Module: Lutaml::Xml::DocTypeExtractor
- Included in:
- Adapter::NokogiriAdapter, Adapter::OgaAdapter, Adapter::OxAdapter
- Defined in:
- lib/lutaml/xml/doctype_extractor.rb
Overview
Extracts DOCTYPE information from raw XML strings
This module provides a shared method to extract DOCTYPE declarations from raw XML strings when the XML library doesn’t directly expose this information (as is the case with Moxml/Oga and Ox).
Nokogiri provides native access to DOCTYPE via ‘parsed.internal_subset`, so it doesn’t need this extraction method.
This logic is identical in both Oga and Ox adapters and has been extracted here to maintain DRY principles.

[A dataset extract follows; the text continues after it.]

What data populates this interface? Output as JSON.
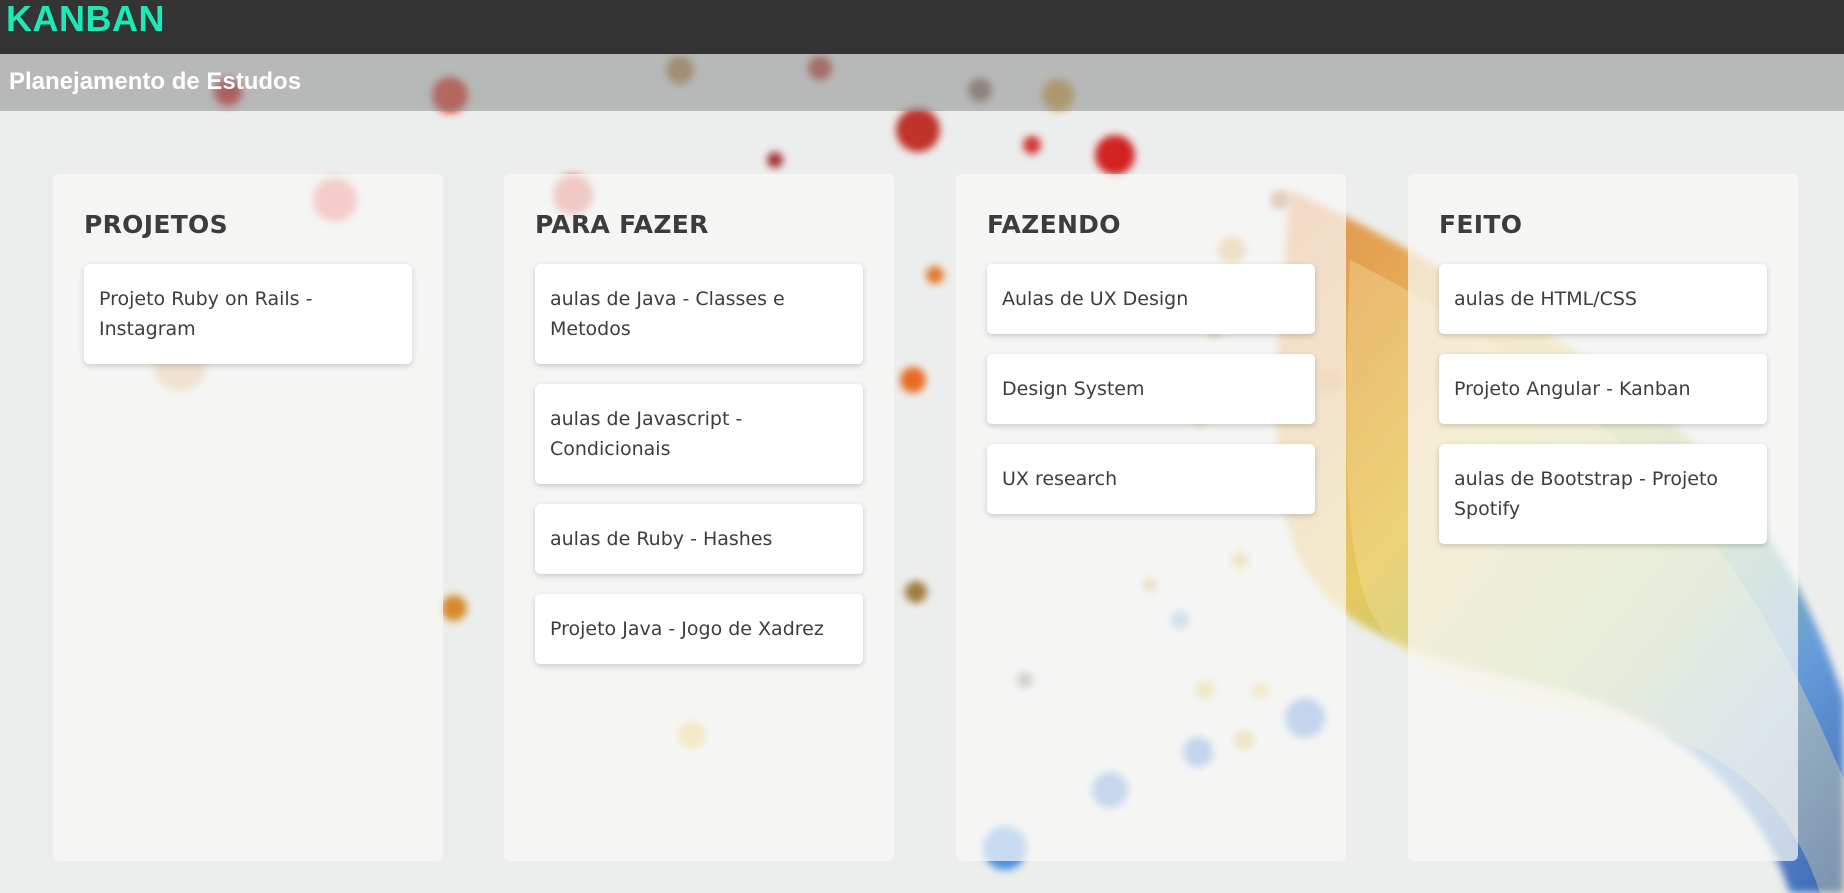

Instance Method Summary collapse
-
#extract_doctype_from_xml(xml) ⇒ Hash?
Extract DOCTYPE information from raw XML string.
Instance Method Details
#extract_doctype_from_xml(xml) ⇒ Hash?
Extract DOCTYPE information from raw XML string
Parses the DOCTYPE declaration using a regex pattern to extract:
-
Document type name
-
Public identifier (if PUBLIC doctype)
-
System identifier (external DTD location)
39 40 41 42 43 44 45 46 47 48 |
# File 'lib/lutaml/xml/doctype_extractor.rb', line 39 def extract_doctype_from_xml(xml) # Match DOCTYPE declaration using regex if xml =~ /<!DOCTYPE\s+(\S+)(?:\s+(PUBLIC|SYSTEM)\s+"([^"]+)"(?:\s+"([^"]+)")?)?\s*>/ { name: $1, public_id: ($2 == "PUBLIC" ? $3 : nil), system_id: ($2 == "PUBLIC" ? $4 : $3), } end end |